هـِىَ مِنْ قَدَرِ اللهِ "Bunlar da kaderdendir." buyurdu.”
Demek insanın tedbiri de, takdirin nevi'lerinden biridir. Onun için tedbir gerek, iradeyi kullanmak gerek. İşi sonraya bırakmak yahud tedbiri terk etmek, aklın kârı değildir.

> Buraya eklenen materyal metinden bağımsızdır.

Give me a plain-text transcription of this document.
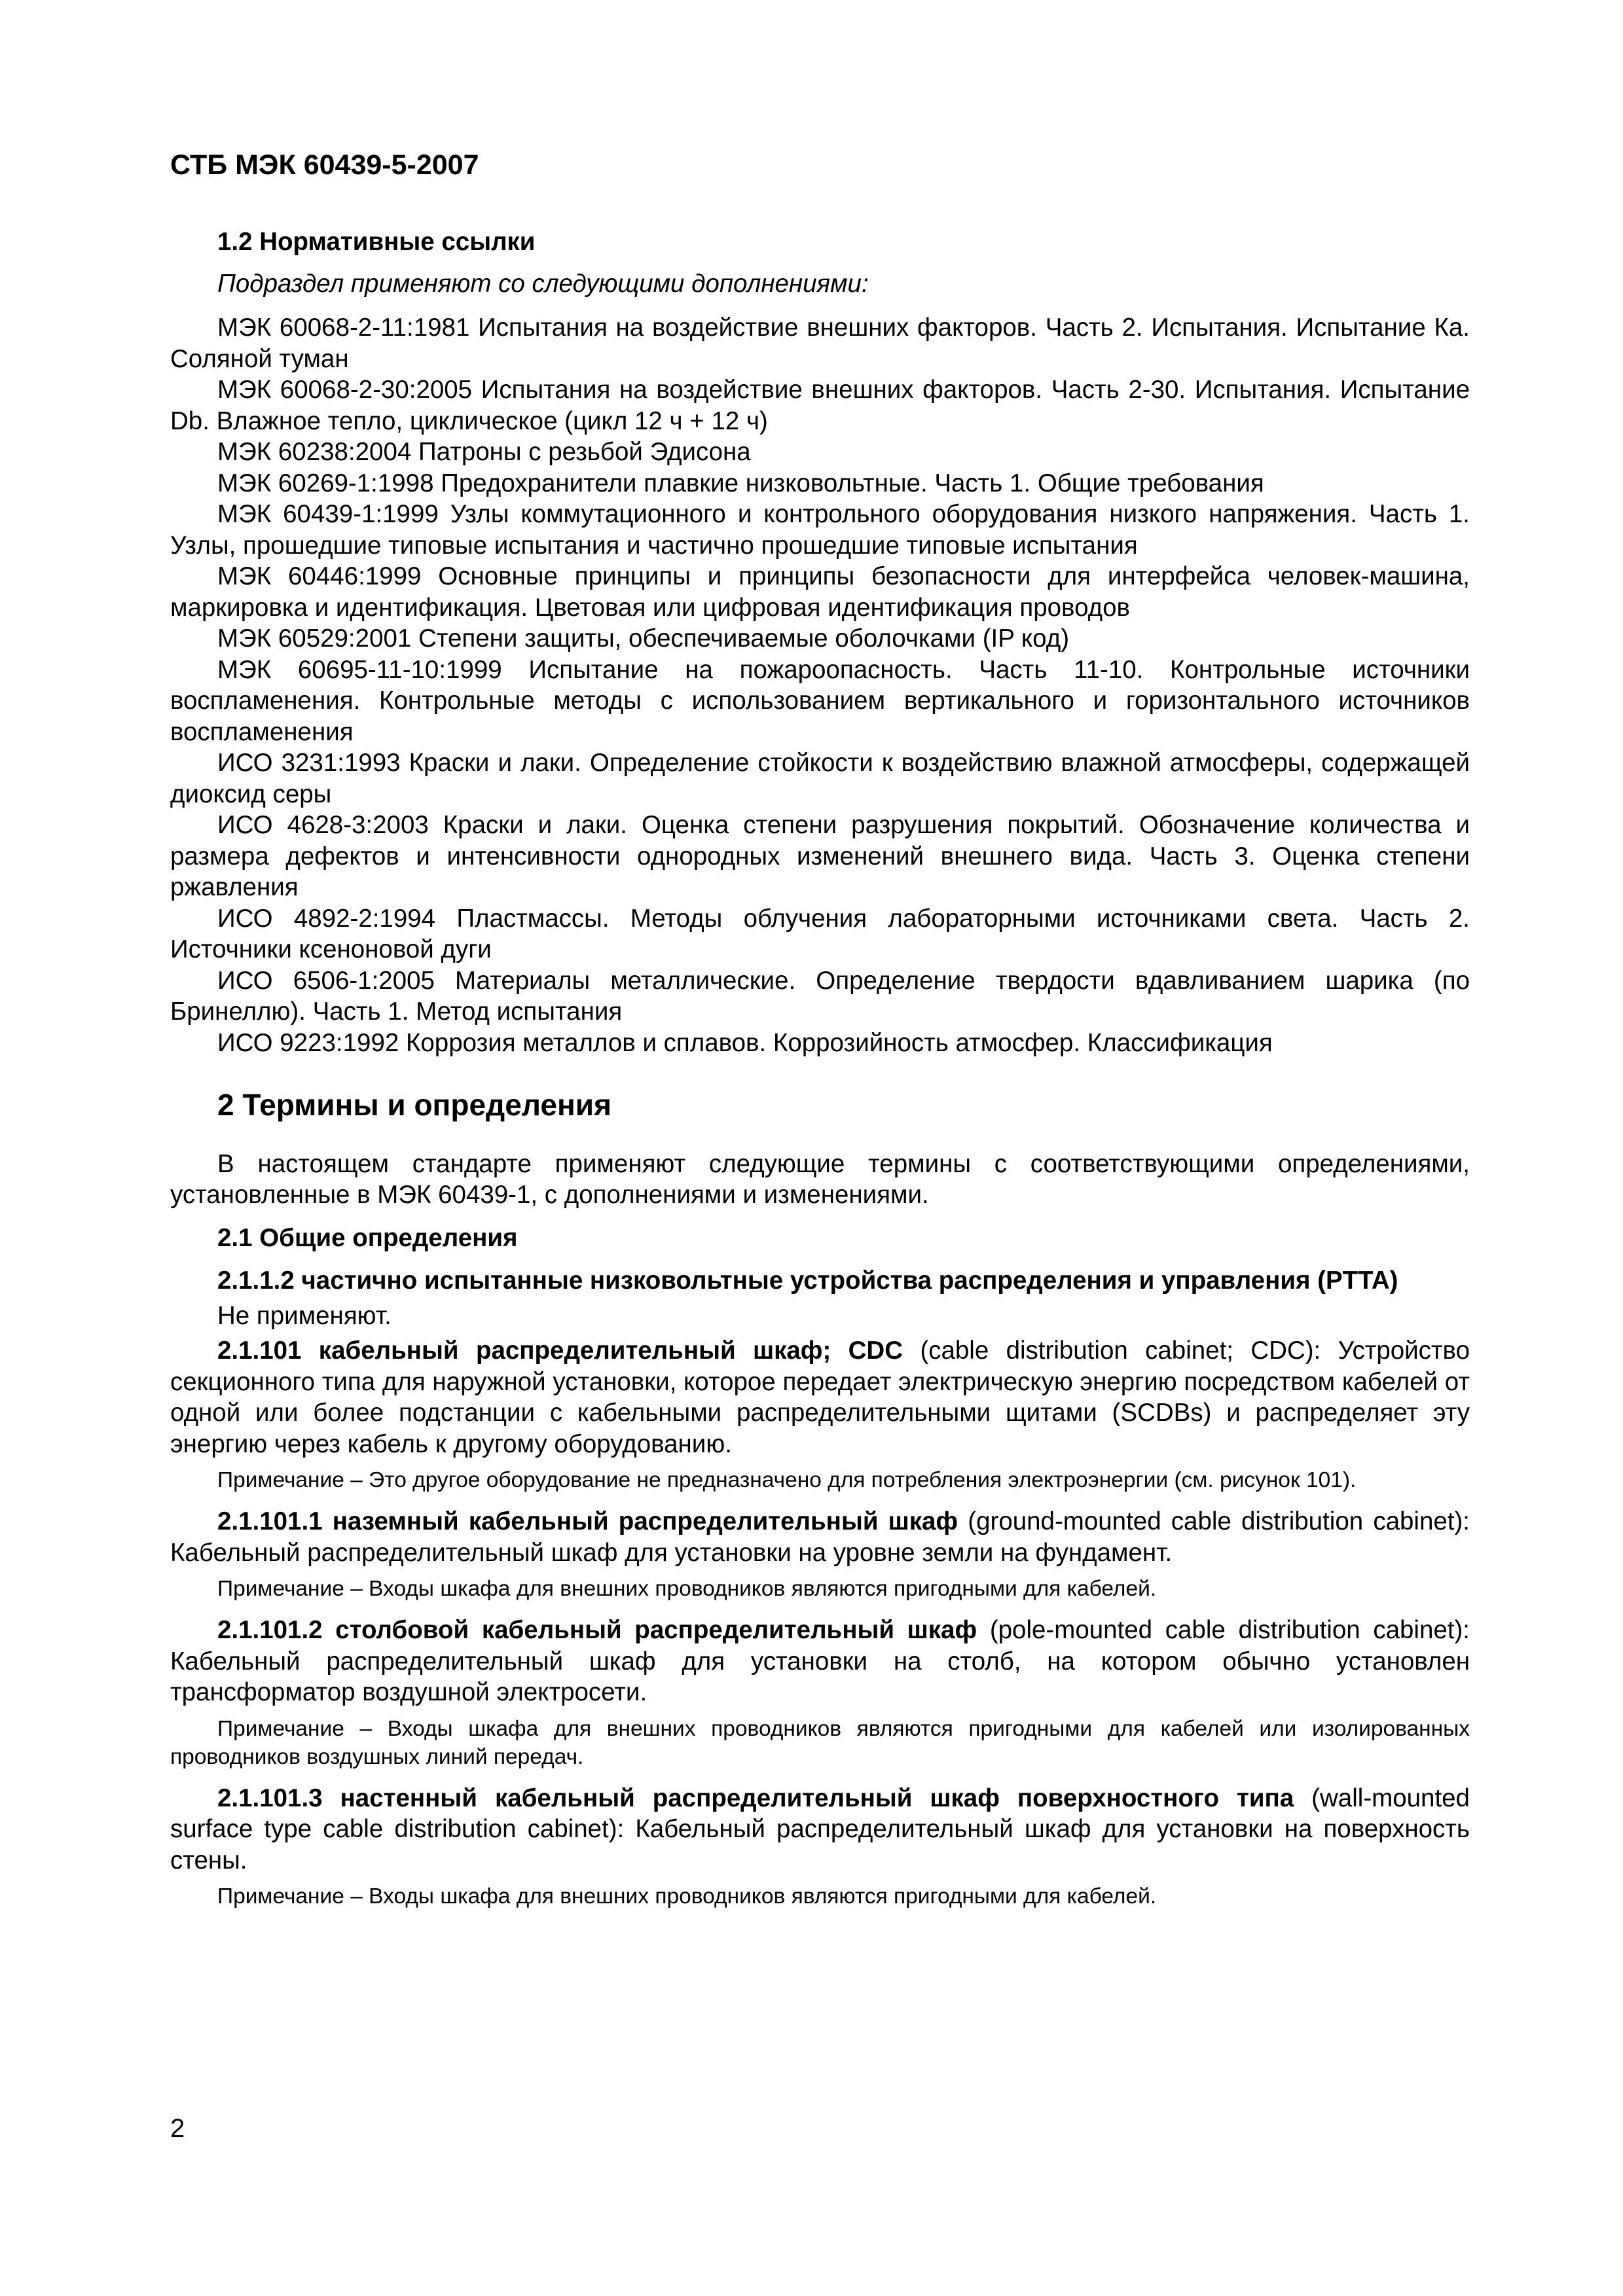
СТБ МЭК 60439-5-2007

1.2 Нормативные ссылки

Подраздел применяют со следующими дополнениями:

МЭК 60068-2-11:1981 Испытания на воздействие внешних факторов. Часть 2. Испытания. Испытание Ка. Соляной туман

МЭК 60068-2-30:2005 Испытания на воздействие внешних факторов. Часть 2-30. Испытания. Испытание Db. Влажное тепло, циклическое (цикл 12 ч + 12 ч)

МЭК 60238:2004 Патроны с резьбой Эдисона

МЭК 60269-1:1998 Предохранители плавкие низковольтные. Часть 1. Общие требования

МЭК 60439-1:1999 Узлы коммутационного и контрольного оборудования низкого напряжения. Часть 1. Узлы, прошедшие типовые испытания и частично прошедшие типовые испытания

МЭК 60446:1999 Основные принципы и принципы безопасности для интерфейса человек-машина, маркировка и идентификация. Цветовая или цифровая идентификация проводов

МЭК 60529:2001 Степени защиты, обеспечиваемые оболочками (IP код)

МЭК 60695-11-10:1999 Испытание на пожароопасность. Часть 11-10. Контрольные источники воспламенения. Контрольные методы с использованием вертикального и горизонтального источников воспламенения

ИСО 3231:1993 Краски и лаки. Определение стойкости к воздействию влажной атмосферы, содержащей диоксид серы

ИСО 4628-3:2003 Краски и лаки. Оценка степени разрушения покрытий. Обозначение количества и размера дефектов и интенсивности однородных изменений внешнего вида. Часть 3. Оценка степени ржавления

ИСО 4892-2:1994 Пластмассы. Методы облучения лабораторными источниками света. Часть 2. Источники ксеноновой дуги

ИСО 6506-1:2005 Материалы металлические. Определение твердости вдавливанием шарика (по Бринеллю). Часть 1. Метод испытания

ИСО 9223:1992 Коррозия металлов и сплавов. Коррозийность атмосфер. Классификация

2 Термины и определения

В настоящем стандарте применяют следующие термины с соответствующими определениями, установленные в МЭК 60439-1, с дополнениями и изменениями.

2.1 Общие определения

2.1.1.2 частично испытанные низковольтные устройства распределения и управления (PTTA)

Не применяют.

2.1.101 кабельный распределительный шкаф; CDC (cable distribution cabinet; CDC): Устройство секционного типа для наружной установки, которое передает электрическую энергию посредством кабелей от одной или более подстанции с кабельными распределительными щитами (SCDBs) и распределяет эту энергию через кабель к другому оборудованию.

Примечание – Это другое оборудование не предназначено для потребления электроэнергии (см. рисунок 101).

2.1.101.1 наземный кабельный распределительный шкаф (ground-mounted cable distribution cabinet): Кабельный распределительный шкаф для установки на уровне земли на фундамент.

Примечание – Входы шкафа для внешних проводников являются пригодными для кабелей.

2.1.101.2 столбовой кабельный распределительный шкаф (pole-mounted cable distribution cabinet): Кабельный распределительный шкаф для установки на столб, на котором обычно установлен трансформатор воздушной электросети.

Примечание – Входы шкафа для внешних проводников являются пригодными для кабелей или изолированных проводников воздушных линий передач.

2.1.101.3 настенный кабельный распределительный шкаф поверхностного типа (wall-mounted surface type cable distribution cabinet): Кабельный распределительный шкаф для установки на поверхность стены.

Примечание – Входы шкафа для внешних проводников являются пригодными для кабелей.

2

Maatteessüf şeytan, burada insanı aldatıyor. Namazın terk edilmesinin kaderden olduğunu gösterir, fakat kılınmasının takdirden olduğunu unutturur. Eğer bir insan, tayy-i mekan edebilirim, diye Allah'tan isterse, Allah'ın kuvvetine kesin güvenirse, maksadına ulaşır. Allah Azze ve Celle, cümlemizi maksadımıza kavuştursun, tedbir ve iradeyi kullanmayı bize ihsan etsin. Tevfik ve inayet Allah'tandır. Ve sallallâhumme alâ Seyyidinâ Muhammed ve alâ âli Seyyidinâ Muhammed. [24/s.147-148]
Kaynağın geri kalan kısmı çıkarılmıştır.